Umgekehrt wäre es überraschend, wenn die Geschäftsleute Struth und Hebel dem Kunden Rummenigge nicht die wichtigsten Details aus dem Vertrag von Reus in Dortmund längst zugespielt hätten. Der Bayern-Boss wäre als einer der wenigen überhaupt infrage kommenden Interessenten ungewöhnlich schlecht informiert, wüsste er nicht, dass für Reus eine Ablöse von mehr als 35 Millionen Euro fixiert sein soll. Der Vertrag des zentralen Spielmachers läuft zwar bis 2017, aber mit der aus Dortmund nie ernsthaft dementierten Ausstiegsklausel könnte der Nationalspieler offenbar ab dem Sommer 2015 weg.

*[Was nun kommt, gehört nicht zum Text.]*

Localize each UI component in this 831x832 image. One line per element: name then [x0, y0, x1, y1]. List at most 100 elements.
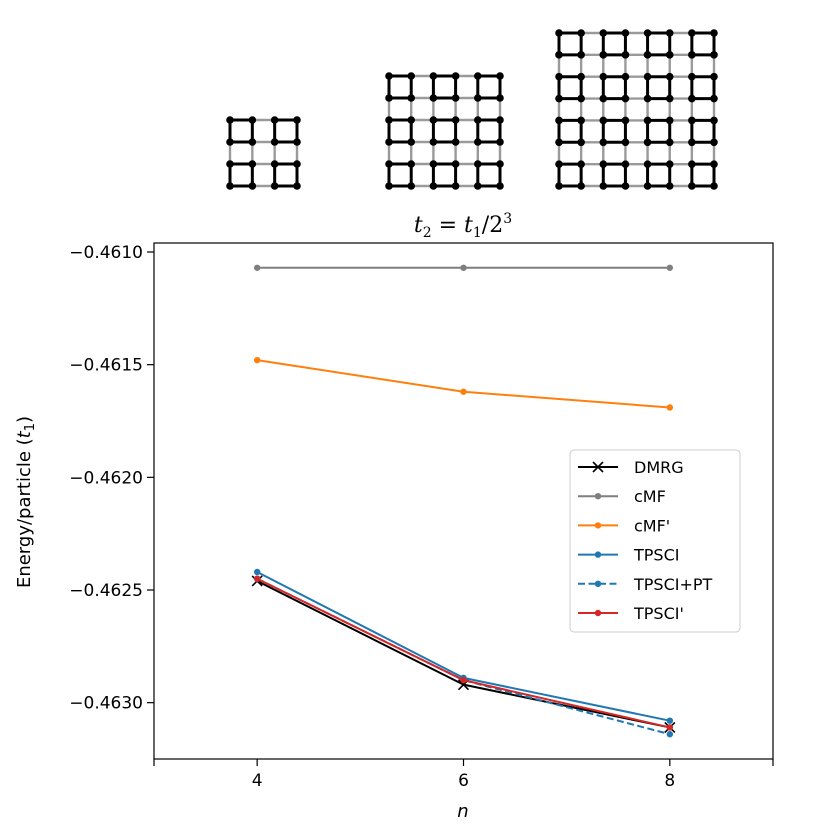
y-tick-label: −0.4620 [69, 468, 143, 488]
data-point-tpsci [460, 676, 467, 684]
lattice-site [710, 116, 718, 125]
lattice-n-6 [385, 72, 504, 190]
legend-marker-tpsci [594, 551, 602, 558]
lattice-site [643, 51, 652, 59]
lattice-site [621, 29, 630, 37]
lattice-site [451, 182, 460, 190]
lattice-site [555, 160, 563, 168]
title-rhs-var: t [464, 213, 473, 238]
lattice-site [429, 94, 438, 102]
lattice-site [555, 116, 563, 125]
y-axis-label-text: Energy/particle ( [14, 438, 35, 588]
lattice-site [496, 182, 504, 190]
lattice-site [451, 72, 460, 80]
lattice-site [643, 182, 652, 190]
lattice-site [599, 29, 608, 37]
lattice-site [621, 182, 630, 190]
plot-area [153, 242, 774, 760]
lattice-site [665, 72, 674, 81]
y-axis-label-var: t [14, 430, 35, 438]
lattice-site [385, 72, 393, 80]
lattice-site [555, 138, 563, 147]
lattice-site [248, 138, 257, 146]
lattice-site [688, 29, 696, 37]
lattice-site [474, 182, 482, 190]
lattice-site [407, 182, 416, 190]
legend-item-tpsci: TPSCI [578, 546, 679, 565]
legend-marker-cmf [594, 493, 602, 500]
x-tick-label: 8 [664, 771, 675, 791]
lattice-site [429, 138, 438, 146]
lattice-site [555, 72, 563, 81]
lattice-site [577, 138, 585, 147]
lattice-site [621, 116, 630, 125]
lattice-site [688, 94, 696, 103]
lattice-site [710, 182, 718, 190]
lattice-site [577, 182, 585, 190]
lattice-site [226, 138, 234, 146]
lattice-site [643, 94, 652, 103]
lattice-site [688, 51, 696, 59]
lattice-site [665, 29, 674, 37]
lattice-site [710, 29, 718, 37]
lattice-site [599, 51, 608, 59]
lattice-site [407, 94, 416, 102]
lattice-site [248, 116, 257, 124]
y-tick-label: −0.4630 [69, 694, 143, 714]
lattice-site [643, 116, 652, 125]
x-axis: 4 6 8 [153, 759, 774, 791]
chart-title: t2 = t1/23 [414, 211, 512, 241]
lattice-site [451, 94, 460, 102]
lattice-site [248, 160, 257, 168]
lattice-site [226, 182, 234, 190]
lattice-site [496, 72, 504, 80]
series-cmf [253, 356, 674, 411]
series-cmf [253, 264, 674, 271]
lattice-site [496, 116, 504, 124]
lattice-site [474, 94, 482, 102]
lattice-site [665, 51, 674, 59]
lattice-site [474, 138, 482, 146]
y-axis-label: Energy/particle (t1) [14, 416, 38, 588]
title-equals: = [432, 213, 464, 238]
y-tick-label: −0.4625 [69, 581, 143, 601]
lattice-site [643, 160, 652, 168]
x-tick-label: 6 [458, 771, 469, 791]
lattice-site [621, 94, 630, 103]
lattice-site [407, 138, 416, 146]
data-point-tpsci [666, 724, 674, 731]
legend-label-cmf: cMF [634, 487, 666, 506]
title-lhs-var: t [414, 213, 423, 238]
lattice-site [577, 94, 585, 103]
lattice-site [226, 160, 234, 168]
lattice-site [407, 116, 416, 124]
lattice-site [429, 182, 438, 190]
data-point-cmf [666, 264, 674, 271]
lattice-site [665, 182, 674, 190]
data-point-cmf [253, 264, 261, 271]
lattice-site [496, 160, 504, 168]
lattice-site [293, 160, 301, 168]
lattice-site [643, 138, 652, 147]
lattice-site [665, 160, 674, 168]
lattice-site [474, 116, 482, 124]
y-axis-label-sub: 1 [23, 423, 38, 431]
legend-marker-cmf [594, 522, 602, 529]
lattice-site [474, 72, 482, 80]
legend-marker-tpsci-pt [594, 580, 602, 587]
legend: DMRG cMF cMF' TPSCI TPSCI+PT TPSCI' [569, 449, 741, 633]
lattice-site [293, 138, 301, 146]
lattice-site [710, 51, 718, 59]
lattice-n-8 [555, 29, 718, 190]
y-axis: −0.4610 −0.4615 −0.4620 −0.4625 −0.4630 [69, 243, 154, 714]
legend-item-tpsci-pt: TPSCI+PT [578, 575, 713, 594]
lattice-site [710, 94, 718, 103]
lattice-site [710, 138, 718, 147]
lattice-site [226, 116, 234, 124]
lattice-site [451, 116, 460, 124]
lattice-site [555, 29, 563, 37]
lattice-site [270, 160, 279, 168]
lattice-site [577, 51, 585, 59]
legend-label-tpsci: TPSCI [633, 546, 679, 565]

Marco Reus, der zuletzt wegen einer Verletzung am Syndesmoseband die Teilnahme an der WM verpasst hat, kämpft sich gerade an die Rückkehr ins normale Mannschaftstraining heran.

Bisher hat der 25-Jährige zwar die Avancen von Watzke und Sportchef Michael Zorc nicht beantwortet, seinen Vertrag weiter zu verlängern und gegen Sonderzahlungen und eine Gehaltsanhebung auf die ominöse Klausel zu verzichten. In Dortmund glauben aber nicht wenige, dass Reus wenig Neigung habe, den BVB zu verlassen. Klausel hin, Klausel her. Mit dem Aktionärs-Einstieg von Sponsor Evonik und einer weiteren Kapitalerhöhung (Kandidaten: Puma oder Signal-Iduna), dürften die Chancen, Reus auch beim Gehalt entgegenzukommen, gestiegen sein. Mitspieler von Reus glauben, dass der gebürtige Dortmunder solche Entscheidungen selbst treffen würde - und sich nicht in eine Richtung bugsieren ließe, mit der seine Berater den besten Schnitt machen würden.

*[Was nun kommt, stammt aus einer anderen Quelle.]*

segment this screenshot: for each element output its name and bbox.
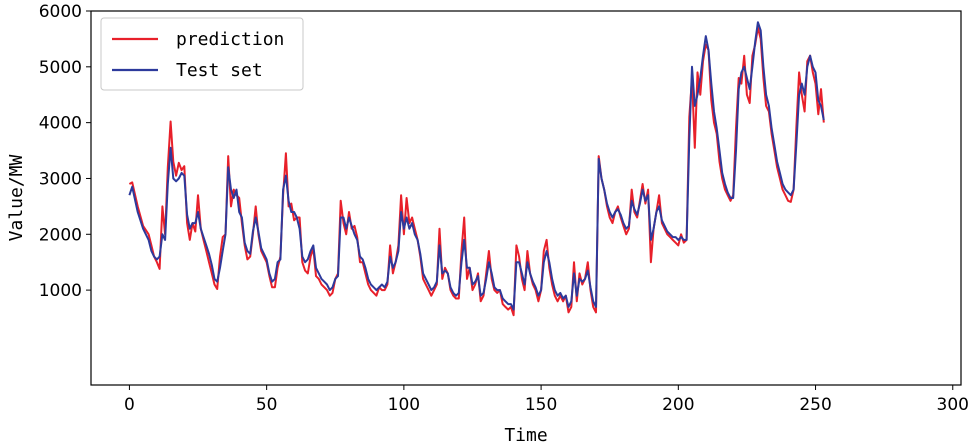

In Dortmund vermuten sie, dass die Kommentare von Rummenigge weniger damit zu tun hätten, dass die Münchner selbst auf einen Transfer von Reus spekulieren. Dazu wären die seltsam öffentlichen Anmerkungen von Rummenigge eher kontraproduktiv. "Es geht wohl darum, irgendwie Unruhe zu stiften", sagte Michael Zorc: "Ich habe so etwas bisher noch nie von einem Kollegen eines anderen Vereins erlebt, dass man sich quasi gerüchteweise so über Vertragsinhalte von einem Spieler eines anderen Vereins äußert. Das hat eine ganz neue Qualität. Es wäre gut, wenn er nun einfach mal den Mund halten würde."

Dass Rummenigge überhaupt zu solchen Psycho-Spielchen greift, halten sie in Dortmund offenbar für ein Zeichen des Respekts vor dem BVB. "Ich denke schon", meinte BVB-Boss Watzke, "dass denen in München aufgefallen ist, was für eine starke Mannschaft wir haben."